Where there is anything that’s designed, there is a designer. Whether it’s a truck, building or train — or even marriage — there is always a mastermind behind the masterpiece. God, the mastermind of marriage, also has a plan for how marriage works best.  It can be overwhelming to try and understand God’s design and plan for marital love because contradicting and varying messages are everywhere: in books, magazines, movies and music. As a result, many couples fall into the trap of looking everywhere but to the Designer to find out what God intended for marriage. If you’ve tried understanding marriage through the world, there’s a better way.

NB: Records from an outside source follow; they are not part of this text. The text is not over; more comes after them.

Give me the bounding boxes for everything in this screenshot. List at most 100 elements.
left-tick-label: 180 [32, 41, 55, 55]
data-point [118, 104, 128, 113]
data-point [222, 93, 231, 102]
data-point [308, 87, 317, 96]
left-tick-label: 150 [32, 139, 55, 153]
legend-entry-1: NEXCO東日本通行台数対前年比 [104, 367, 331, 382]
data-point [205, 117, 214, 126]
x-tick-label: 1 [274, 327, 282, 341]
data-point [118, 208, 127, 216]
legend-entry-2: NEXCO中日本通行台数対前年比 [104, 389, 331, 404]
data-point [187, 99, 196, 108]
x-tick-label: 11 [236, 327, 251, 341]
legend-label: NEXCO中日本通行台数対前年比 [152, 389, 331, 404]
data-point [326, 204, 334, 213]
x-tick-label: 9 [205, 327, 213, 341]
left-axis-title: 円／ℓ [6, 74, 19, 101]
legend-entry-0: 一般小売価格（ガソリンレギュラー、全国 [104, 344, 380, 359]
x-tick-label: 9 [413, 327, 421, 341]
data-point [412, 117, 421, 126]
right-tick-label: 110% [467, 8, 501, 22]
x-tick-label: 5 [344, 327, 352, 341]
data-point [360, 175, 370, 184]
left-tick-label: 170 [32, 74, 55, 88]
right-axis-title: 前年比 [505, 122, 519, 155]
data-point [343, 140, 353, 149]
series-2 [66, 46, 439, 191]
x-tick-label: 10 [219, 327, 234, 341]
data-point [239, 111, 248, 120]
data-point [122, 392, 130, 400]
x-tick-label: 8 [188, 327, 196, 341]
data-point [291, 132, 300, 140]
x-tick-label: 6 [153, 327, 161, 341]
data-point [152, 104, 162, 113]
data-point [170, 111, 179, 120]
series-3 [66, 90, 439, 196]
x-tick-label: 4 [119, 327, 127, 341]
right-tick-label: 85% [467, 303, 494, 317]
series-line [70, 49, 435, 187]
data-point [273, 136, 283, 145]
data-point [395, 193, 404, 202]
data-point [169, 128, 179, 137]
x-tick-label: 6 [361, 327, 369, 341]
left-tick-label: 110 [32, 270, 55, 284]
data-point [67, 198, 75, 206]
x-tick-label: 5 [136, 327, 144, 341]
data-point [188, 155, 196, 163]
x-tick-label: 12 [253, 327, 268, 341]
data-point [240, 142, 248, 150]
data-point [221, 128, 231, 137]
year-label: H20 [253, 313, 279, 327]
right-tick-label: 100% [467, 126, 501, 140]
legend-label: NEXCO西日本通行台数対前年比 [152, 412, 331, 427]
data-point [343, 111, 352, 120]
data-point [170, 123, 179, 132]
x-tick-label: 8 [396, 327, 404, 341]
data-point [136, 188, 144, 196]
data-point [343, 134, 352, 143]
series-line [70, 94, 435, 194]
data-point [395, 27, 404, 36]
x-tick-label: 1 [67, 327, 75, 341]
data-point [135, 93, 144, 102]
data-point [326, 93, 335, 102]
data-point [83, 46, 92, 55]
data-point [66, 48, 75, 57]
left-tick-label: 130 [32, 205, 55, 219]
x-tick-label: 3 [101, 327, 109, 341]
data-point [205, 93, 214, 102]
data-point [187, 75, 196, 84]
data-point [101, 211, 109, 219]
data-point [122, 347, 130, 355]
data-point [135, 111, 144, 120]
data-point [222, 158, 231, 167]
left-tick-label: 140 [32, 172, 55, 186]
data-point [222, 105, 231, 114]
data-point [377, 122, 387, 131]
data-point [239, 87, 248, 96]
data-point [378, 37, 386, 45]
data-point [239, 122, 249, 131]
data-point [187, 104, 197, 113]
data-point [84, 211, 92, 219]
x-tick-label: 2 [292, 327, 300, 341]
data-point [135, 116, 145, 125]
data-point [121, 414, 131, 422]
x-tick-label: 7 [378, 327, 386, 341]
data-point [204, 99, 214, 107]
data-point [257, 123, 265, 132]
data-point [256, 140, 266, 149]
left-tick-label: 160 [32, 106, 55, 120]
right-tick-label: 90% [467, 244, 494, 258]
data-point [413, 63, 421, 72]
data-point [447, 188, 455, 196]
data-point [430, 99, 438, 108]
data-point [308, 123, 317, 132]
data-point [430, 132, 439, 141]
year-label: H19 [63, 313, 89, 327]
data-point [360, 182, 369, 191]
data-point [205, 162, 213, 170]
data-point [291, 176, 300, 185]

4. My final thought is that this whole issue really does boil down to love.  I have several gay and lesbian friends now and many of them consistently post on Facebook or say that all they want is the right to love whomever they want to love.  I know that there are many reasons for people turning to homosexuality, but in my experience, I feel as though many of my friends who have “come out” in recent years are people who have been deeply hurt by people of the opposite sex or by Christians, and have turned to people of their own sex to find comfort, and ultimately, value.  We have failed these people.  I have failed these people.  It is our responsibility to love these people like Christ loves us.  We are all sinners, yet Christ loved us enough to die on the cross for us in order to save us.  We must lay down our lives in the same way and point not only our homosexual friends to Christ, but everyone we meet.  It really is all about love.

I hope that I have not offended any of my friends or family members with anything that I have said.  That was definitely not my intention.  These are just some of my thoughts on how Christians should respond to the issue of gay marriage as a whole, and how we should approach our gay and lesbian friends and family members.